Le mur de Berlin en est peut-être l’exemple le plus frappant. Qu’est-ce qui pourrait mieux symboliser la division de l’Europe et du monde en deux blocs idéologiquement, militairement et politiquement irréconciliables ? Une fortification massive et technologiquement avancée, traversant le cœur d’une ville phare du Vieux Continent. En janvier 1989, le dirigeant est-allemand Erich Honecker proclamait que la « barrière de protection antifasciste » resterait en place pendant encore cent ans. Moins d’un an plus tard, elle tombait, tout comme, et ce n’est pas un hasard, le gouvernement de Honecker et, peu après, l’ensemble de l’État est-allemand.

La réunification de l’Allemagne, à la suite de l’accord du 3 octobre 1990, a marqué un tournant.

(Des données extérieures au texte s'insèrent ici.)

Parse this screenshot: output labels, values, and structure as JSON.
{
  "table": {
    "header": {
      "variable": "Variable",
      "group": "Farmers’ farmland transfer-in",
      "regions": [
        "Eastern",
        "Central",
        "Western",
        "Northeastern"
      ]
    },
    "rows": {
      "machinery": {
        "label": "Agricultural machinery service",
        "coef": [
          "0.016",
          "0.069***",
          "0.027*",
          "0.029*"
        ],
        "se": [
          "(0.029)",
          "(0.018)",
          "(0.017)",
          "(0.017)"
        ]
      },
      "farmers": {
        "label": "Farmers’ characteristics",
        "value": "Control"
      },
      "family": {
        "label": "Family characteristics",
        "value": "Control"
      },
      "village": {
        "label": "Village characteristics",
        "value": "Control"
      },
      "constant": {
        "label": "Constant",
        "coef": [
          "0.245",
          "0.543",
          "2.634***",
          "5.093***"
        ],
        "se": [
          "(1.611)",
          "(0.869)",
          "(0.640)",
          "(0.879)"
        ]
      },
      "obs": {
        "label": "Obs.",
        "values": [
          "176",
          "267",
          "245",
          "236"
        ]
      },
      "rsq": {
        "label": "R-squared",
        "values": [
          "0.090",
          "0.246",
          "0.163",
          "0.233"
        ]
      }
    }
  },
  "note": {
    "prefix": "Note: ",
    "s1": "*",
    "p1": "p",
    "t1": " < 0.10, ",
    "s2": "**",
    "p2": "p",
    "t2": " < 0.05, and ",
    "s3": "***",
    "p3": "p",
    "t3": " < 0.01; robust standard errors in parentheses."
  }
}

Un grand État, qui avait été source de tensions et de guerres pendant 150 ans, a refait son apparition sur la carte de l’Europe. Mais plus encore, les principes de la réunification allemande ont défini la politique européenne pendant les trente années suivantes, aboutissant au conflit ukrainien, qui a éclaté en 2014 et s’est transformé en une guerre interétatique à grande échelle en 2022. Ces événements, quelle que soit la manière dont on les évalue, ont été déclenchés par les accords de 1990 (ou plutôt par leur absence).

 Perdre en quantité, gagner en qualité

Quatre-vingts ans après la fin de la Seconde Guerre mondiale, l’abolition de l’ancien État allemand (le Troisième Reich) semble plus ambiguë qu’après la guerre. D’une part, l’Europe, en tant que communauté d’États, s’est débarrassée de sa principale source d’instabilité : l’Allemagne, trop forte, trop ambitieuse et incapable de s’intégrer dans des alliances profondes. D’autre part, l’Europe n’y est pas parvenue seule. Les deux guerres mondiales interconnectées, déclenchées par le Vieux Continent, n’ont pas permis de résoudre ses contradictions. Il a fallu l’intervention à grande échelle de forces extérieures (bien que culturellement et historiquement enracinées en Europe), à savoir l’Union soviétique et les États-Unis, pour enfin remettre de l’ordre dans ce chaos. Mais le prix à payer a été élevé : l’Europe a perdu son rôle central séculaire dans la politique mondiale. De plus, la Seconde Guerre mondiale a directement accéléré le démantèlement des empires coloniaux européens en Asie et en Afrique.

Ayant perdu en quantité (prédominance internationale et autonomie stratégique), l’Europe a gagné en qualité (de sa propre vie).

Tout d’abord, la « question allemande » avait disparu, et avec elle la crainte d’une nouvelle guerre entre les grandes nations européennes. L’Europe pouvait ainsi se concentrer sur son amélioration, sa reprise économique et sa croissance.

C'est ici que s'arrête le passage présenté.